La simple séduction de la perversité fit se réunir Tirin, Shevek et trois autres garçons. Les filles furent éliminées de leur groupe sans qu’ils puissent dire pourquoi. Tirin avait trouvé une prison idéale, sous l’aile ouest du centre d’éducation. C’était un endroit juste assez grand pour qu’une personne puisse y rester assise ou allongée, formé par trois murs de fondation en béton et le dessous d’un plancher comme plafond ; le sol ne faisait qu’un avec les murs, et une lourde dalle de béton qui se trouvait à côté pouvait le fermer complètement. Mais la porte devait être verrouillée. En cherchant, ils trouvèrent que deux étais calés entre un autre mur et la dalle fermeraient la prison d’une manière définitive. Personne ne pourrait ouvrir une telle porte de l’intérieur.

— Et la lumière ?

— Pas de lumière, dit Tirin.

Il parlait avec autorité quand il s’agissait de choses comme celles-ci, car son imagination allait bien avec elles. Tous les faits qu’on lui donnait, il les utilisait, mais ce n’étaient pas les faits qui lui procuraient cette assurance.

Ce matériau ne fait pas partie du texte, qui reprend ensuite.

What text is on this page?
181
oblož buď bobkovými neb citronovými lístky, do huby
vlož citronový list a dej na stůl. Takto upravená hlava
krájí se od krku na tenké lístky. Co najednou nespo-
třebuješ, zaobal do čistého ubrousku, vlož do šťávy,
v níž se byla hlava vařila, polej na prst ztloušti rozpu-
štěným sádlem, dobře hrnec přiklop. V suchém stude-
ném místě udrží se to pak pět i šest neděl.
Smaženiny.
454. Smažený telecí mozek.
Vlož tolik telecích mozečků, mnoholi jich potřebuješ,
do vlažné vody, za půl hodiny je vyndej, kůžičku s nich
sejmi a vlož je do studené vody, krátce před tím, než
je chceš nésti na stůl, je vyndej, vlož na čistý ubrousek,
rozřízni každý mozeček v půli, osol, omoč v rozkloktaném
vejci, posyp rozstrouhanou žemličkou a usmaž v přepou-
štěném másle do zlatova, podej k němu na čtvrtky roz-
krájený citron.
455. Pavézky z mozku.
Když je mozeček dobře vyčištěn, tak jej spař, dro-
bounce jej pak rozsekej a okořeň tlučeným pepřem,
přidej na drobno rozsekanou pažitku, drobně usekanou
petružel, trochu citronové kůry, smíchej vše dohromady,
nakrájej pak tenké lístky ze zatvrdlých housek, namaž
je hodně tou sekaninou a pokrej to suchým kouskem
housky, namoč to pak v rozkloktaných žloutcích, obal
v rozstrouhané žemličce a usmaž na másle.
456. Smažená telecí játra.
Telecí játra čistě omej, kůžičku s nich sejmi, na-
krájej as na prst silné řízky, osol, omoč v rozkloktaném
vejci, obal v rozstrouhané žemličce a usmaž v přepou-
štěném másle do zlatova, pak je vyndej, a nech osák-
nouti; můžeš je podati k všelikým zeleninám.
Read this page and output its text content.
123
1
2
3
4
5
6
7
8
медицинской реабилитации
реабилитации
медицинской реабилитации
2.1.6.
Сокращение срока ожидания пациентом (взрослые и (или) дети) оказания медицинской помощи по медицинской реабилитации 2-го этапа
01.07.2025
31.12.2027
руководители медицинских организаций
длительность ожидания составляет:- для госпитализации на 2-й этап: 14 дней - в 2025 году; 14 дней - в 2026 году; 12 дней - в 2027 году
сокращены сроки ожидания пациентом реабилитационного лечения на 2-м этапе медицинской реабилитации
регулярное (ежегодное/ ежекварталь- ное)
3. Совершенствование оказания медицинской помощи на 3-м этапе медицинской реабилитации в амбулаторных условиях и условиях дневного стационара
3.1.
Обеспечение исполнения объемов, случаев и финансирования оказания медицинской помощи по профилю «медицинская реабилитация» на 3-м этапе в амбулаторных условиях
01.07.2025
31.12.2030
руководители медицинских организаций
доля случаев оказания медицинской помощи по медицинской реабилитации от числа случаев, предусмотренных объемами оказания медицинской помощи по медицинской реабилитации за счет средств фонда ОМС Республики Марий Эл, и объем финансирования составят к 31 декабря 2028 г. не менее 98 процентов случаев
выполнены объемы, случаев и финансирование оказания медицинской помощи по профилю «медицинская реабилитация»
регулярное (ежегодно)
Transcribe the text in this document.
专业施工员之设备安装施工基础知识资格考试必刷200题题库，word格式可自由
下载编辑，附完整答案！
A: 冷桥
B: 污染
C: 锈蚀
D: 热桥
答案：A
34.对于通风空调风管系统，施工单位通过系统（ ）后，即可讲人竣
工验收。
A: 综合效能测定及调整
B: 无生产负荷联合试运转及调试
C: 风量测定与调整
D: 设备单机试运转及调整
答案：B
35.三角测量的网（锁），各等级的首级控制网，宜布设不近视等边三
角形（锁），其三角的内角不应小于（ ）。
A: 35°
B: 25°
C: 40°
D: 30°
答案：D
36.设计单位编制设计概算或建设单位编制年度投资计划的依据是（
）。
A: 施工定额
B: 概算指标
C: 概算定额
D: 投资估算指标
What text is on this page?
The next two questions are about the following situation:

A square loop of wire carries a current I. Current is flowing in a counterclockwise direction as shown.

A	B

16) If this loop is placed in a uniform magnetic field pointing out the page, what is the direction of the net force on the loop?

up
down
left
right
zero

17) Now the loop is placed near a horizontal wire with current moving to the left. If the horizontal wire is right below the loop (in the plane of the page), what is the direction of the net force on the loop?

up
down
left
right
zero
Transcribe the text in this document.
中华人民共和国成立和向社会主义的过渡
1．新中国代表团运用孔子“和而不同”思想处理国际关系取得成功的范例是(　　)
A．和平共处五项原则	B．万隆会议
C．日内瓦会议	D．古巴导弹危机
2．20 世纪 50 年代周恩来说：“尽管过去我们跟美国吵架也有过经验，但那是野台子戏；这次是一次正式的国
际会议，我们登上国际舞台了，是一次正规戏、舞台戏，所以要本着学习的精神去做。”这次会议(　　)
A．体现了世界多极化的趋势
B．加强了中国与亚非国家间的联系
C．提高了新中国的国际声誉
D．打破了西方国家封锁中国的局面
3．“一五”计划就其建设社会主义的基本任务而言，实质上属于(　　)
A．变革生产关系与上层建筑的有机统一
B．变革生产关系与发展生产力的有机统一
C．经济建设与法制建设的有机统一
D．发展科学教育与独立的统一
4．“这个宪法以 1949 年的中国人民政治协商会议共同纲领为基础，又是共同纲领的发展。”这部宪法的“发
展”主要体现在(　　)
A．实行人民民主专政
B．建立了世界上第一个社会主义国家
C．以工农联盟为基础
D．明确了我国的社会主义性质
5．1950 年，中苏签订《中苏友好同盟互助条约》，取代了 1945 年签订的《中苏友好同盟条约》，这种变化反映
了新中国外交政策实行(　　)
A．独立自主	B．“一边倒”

— Ils laissaient les prisonniers assis dans le noir, au Fort de Drio. Pendant des années.

— Il faut de l’air pourtant, dit Shevek. Cette porte s’encastre comme un vrai couvercle. Il faut y faire un trou.

— Cela prendrait des heures pour percer le béton. Et de toute façon, qui resterait assez longtemps pour manquer d’air ?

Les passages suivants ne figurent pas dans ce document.